Building Production-Ready Event-Driven Microservices with Go, NATS JetStream, and OpenTelemetry

golang

Building Production-Ready Event-Driven Microservices with Go, NATS JetStream, and OpenTelemetry

Learn to build production-ready event-driven microservices with Go, NATS JetStream & OpenTelemetry. Master concurrency patterns, observability, and resilient message processing.

Sep 17, 2025

Building Production-Ready Event-Driven Microservices with Go, NATS JetStream, and OpenTelemetry

I’ve been thinking a lot about how modern systems handle scale and complexity lately. It’s fascinating how event-driven architectures have become essential for building resilient, scalable applications. Today, I want to share how we can build a production-ready system using Go, NATS JetStream, and OpenTelemetry - three technologies that work beautifully together.

Why focus on these tools? Go’s simplicity and performance make it ideal for microservices. NATS JetStream provides reliable messaging with persistence, while OpenTelemetry gives us the observability we need in distributed systems. Combined, they create a foundation that can handle real production workloads.

Let me show you how we can implement a robust order processing system. We’ll start by defining our event structure - this is crucial because it determines how our services communicate. Have you ever considered what makes an event definition production-ready?

type BaseEvent struct {
    ID        string            `json:"id"`
    Type      EventType         `json:"type"`
    Timestamp time.Time         `json:"timestamp"`
    Version   string            `json:"version"`
    Source    string            `json:"source"`
    TraceID   string            `json:"trace_id,omitempty"`
}

Notice how we include tracing information right in our event structure. This allows us to follow a request across service boundaries, which is essential for debugging distributed systems.

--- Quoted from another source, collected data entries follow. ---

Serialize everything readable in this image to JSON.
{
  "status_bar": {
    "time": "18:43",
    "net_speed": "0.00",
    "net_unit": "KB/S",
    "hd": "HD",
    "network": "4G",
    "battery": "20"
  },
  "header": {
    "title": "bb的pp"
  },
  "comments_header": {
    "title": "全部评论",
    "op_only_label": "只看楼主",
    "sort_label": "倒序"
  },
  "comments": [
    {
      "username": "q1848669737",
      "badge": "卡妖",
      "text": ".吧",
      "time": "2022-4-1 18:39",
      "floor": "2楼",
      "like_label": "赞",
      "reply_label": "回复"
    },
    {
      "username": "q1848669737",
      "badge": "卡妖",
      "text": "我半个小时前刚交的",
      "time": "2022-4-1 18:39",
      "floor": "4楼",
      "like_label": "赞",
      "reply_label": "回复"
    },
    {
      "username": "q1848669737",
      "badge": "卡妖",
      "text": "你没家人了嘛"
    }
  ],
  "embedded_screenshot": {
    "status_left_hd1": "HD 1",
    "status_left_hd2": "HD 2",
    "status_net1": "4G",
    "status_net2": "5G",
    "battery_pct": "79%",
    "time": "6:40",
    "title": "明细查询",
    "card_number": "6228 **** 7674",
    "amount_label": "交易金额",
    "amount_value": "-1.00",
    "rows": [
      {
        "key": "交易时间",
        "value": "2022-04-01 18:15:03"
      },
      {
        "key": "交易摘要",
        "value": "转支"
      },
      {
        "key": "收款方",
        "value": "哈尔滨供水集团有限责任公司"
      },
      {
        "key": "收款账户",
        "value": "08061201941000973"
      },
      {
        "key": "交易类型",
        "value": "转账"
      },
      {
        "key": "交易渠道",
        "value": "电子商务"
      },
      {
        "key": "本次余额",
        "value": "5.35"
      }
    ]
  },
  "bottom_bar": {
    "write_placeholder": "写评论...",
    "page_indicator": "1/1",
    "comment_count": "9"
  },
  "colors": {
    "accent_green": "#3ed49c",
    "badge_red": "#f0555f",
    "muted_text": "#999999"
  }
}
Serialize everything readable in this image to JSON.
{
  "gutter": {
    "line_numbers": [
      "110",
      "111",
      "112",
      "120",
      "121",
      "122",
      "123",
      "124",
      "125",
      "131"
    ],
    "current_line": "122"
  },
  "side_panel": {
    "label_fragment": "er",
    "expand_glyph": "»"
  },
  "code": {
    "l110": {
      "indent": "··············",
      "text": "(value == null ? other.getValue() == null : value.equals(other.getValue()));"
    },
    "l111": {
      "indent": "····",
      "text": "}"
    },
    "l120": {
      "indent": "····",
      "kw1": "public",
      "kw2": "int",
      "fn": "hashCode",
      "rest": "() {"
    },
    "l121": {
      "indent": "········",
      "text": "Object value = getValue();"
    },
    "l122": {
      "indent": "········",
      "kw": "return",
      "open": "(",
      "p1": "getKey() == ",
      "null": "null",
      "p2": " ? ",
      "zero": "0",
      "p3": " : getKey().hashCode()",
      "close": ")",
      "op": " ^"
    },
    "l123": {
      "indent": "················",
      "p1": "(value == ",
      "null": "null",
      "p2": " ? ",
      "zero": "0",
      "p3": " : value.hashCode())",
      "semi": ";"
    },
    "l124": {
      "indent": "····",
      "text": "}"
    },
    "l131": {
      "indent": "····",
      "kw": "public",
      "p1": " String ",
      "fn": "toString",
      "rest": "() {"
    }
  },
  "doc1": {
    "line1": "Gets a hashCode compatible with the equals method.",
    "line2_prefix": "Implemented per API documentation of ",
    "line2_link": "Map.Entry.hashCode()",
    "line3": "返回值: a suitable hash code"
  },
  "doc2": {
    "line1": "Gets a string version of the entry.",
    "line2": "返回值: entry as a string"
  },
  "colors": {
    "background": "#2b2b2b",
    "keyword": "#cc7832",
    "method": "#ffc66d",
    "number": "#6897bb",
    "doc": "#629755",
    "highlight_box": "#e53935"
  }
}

Configuration management is another critical aspect. We use Viper to handle configuration from multiple sources:

func Load(serviceName string) (*Config, error) {
    v := viper.New()
    v.SetConfigName("config")
    v.AddConfigPath("./configs")
    v.AutomaticEnv()
    v.SetEnvKeyReplacer(strings.NewReplacer(".", "_"))
    
    if err := v.ReadInConfig(); err != nil {
        return nil, fmt.Errorf("failed to read config: %w", err)
    }
    
    var cfg Config
    if err := v.Unmarshal(&cfg); err != nil {
        return nil, fmt.Errorf("failed to unmarshal config: %w", err)
    }
    
    return &cfg, nil
}

This approach gives us flexibility - we can use config files for development and environment variables for production deployments.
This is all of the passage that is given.